Henderson frunció el entrecejo. Foreman no parecía enfermo. De hecho, su bronceada piel rebosaba salud. Ya había oído esa clase de excusas, pero sólo antes de una misión de combate, no de un vuelo de entrenamiento. Miró los galones que Foreman llevaba en el pecho y, al reparar en la Cruz de la Armada, contuvo la apresurada respuesta que empezaba a formularse en sus labios.
—Necesito algo más —dijo, suavizando el tono.
—Tengo un mal presentimiento acerca de ese vuelo, señor.
—¿Un mal presentimiento?
—Sí, señor.
Henderson dejó que el silencio se prolongara.
—Tuve un presentimiento parecido en otra ocasión —continuó Foreman por fin—. Estando en acción. —Guardó silencio como si no hiciera falta añadir más.
Henderson se recostó en su silla, dando vueltas a un lápiz entre sus dedos.

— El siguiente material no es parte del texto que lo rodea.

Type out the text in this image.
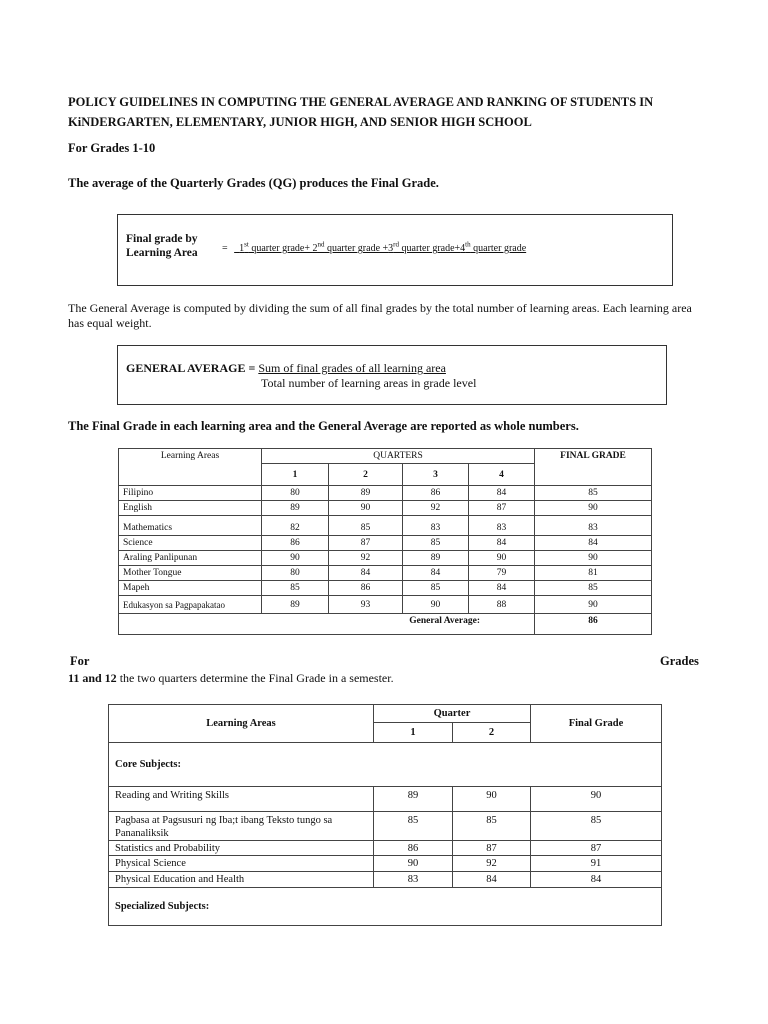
POLICY GUIDELINES IN COMPUTING THE GENERAL AVERAGE AND RANKING OF STUDENTS IN
KiNDERGARTEN, ELEMENTARY, JUNIOR HIGH, AND SENIOR HIGH SCHOOL
For Grades 1-10
The average of the Quarterly Grades (QG) produces the Final Grade.
Final grade by
Learning Area = 1st quarter grade+ 2nd quarter grade +3rd quarter grade+4th quarter grade
The General Average is computed by dividing the sum of all final grades by the total number of learning areas. Each learning area has equal weight.
GENERAL AVERAGE = Sum of final grades of all learning area
Total number of learning areas in grade level
The Final Grade in each learning area and the General Average are reported as whole numbers.
Learning Areas	QUARTERS				FINAL GRADE
	1	2	3	4	
Filipino	80	89	86	84	85
English	89	90	92	87	90
Mathematics	82	85	83	83	83
Science	86	87	85	84	84
Araling Panlipunan	90	92	89	90	90
Mother Tongue	80	84	84	79	81
Mapeh	85	86	85	84	85
Edukasyon sa Pagpapakatao	89	93	90	88	90
General Average:					86
For	Grades
11 and 12 the two quarters determine the Final Grade in a semester.
Learning Areas	Quarter		Final Grade
	1	2	
Core Subjects:			
Reading and Writing Skills	89	90	90
Pagbasa at Pagsusuri ng Iba;t ibang Teksto tungo sa Pananaliksik	85	85	85
Statistics and Probability	86	87	87
Physical Science	90	92	91
Physical Education and Health	83	84	84
Specialized Subjects:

—¿Qué pasó en esa ocasión, cabo?
—Iba en el Enterprise, señor. En febrero. Teníamos órdenes de atacar la costa de Japón, destruir todo lo que flotara. Yo iba en esa misión.
-¿Y?
—Se perdió todo mi escuadrón.
—¿Se perdió?
—Sí, señor. Todos desaparecieron.
—¿Desaparecieron?
—Sí, señor.
—¿No hubo supervivientes?
—Sólo la tripulación de mi avión, señor.
—¿Cómo regresó?
—Mi avión tuvo problemas en el motor, y el piloto y yo tuvimos que saltar en paracaídas. Nos recogió un destructor. El resto del escuadrón nunca regresó. Ni un solo avión. Ni un solo hombre.
Henderson sintió un escalofrío en la nuca, debajo de su corte de pelo reglamentario. El tono desapasionado de Foreman y su falta de detalles le inquietaron.
—Mi hermano iba en mi escuadrón —continuó Foreman—. Nunca volvió. Me sentí mal antes de ese vuelo, capitán. Como ahora.
Henderson miró el lápiz que tenía en las manos. El teniente Presson le había dicho que se sentía intranquilo, y ahora lo hacía él. El primer impulso de Henderson fue dar a Foreman la misma orden que al joven aviador. Pero dirigió una última mirada a sus galones. Foreman había cumplido muchas veces con su deber. Presson, en cambio, nunca había estado en la línea de fuego. Además, Foreman era artillero. Su presencia no cambiaría nada.
—Está bien, cabo. Quédese en tierra. Pero quiero que permanezca en la torre de observación. ¿Se encuentra lo suficientemente bien para ello?
Foreman se puso en posición de firmes. Su rostro no reflejó una expresión de alivio; era la misma mirada estoica de la Infantería de Marina.
—Sí, señor.
—Puede retirarse.
El teniente Presson dio unos golpecitos a su brújula, luego apretó el botón del intercomunicador.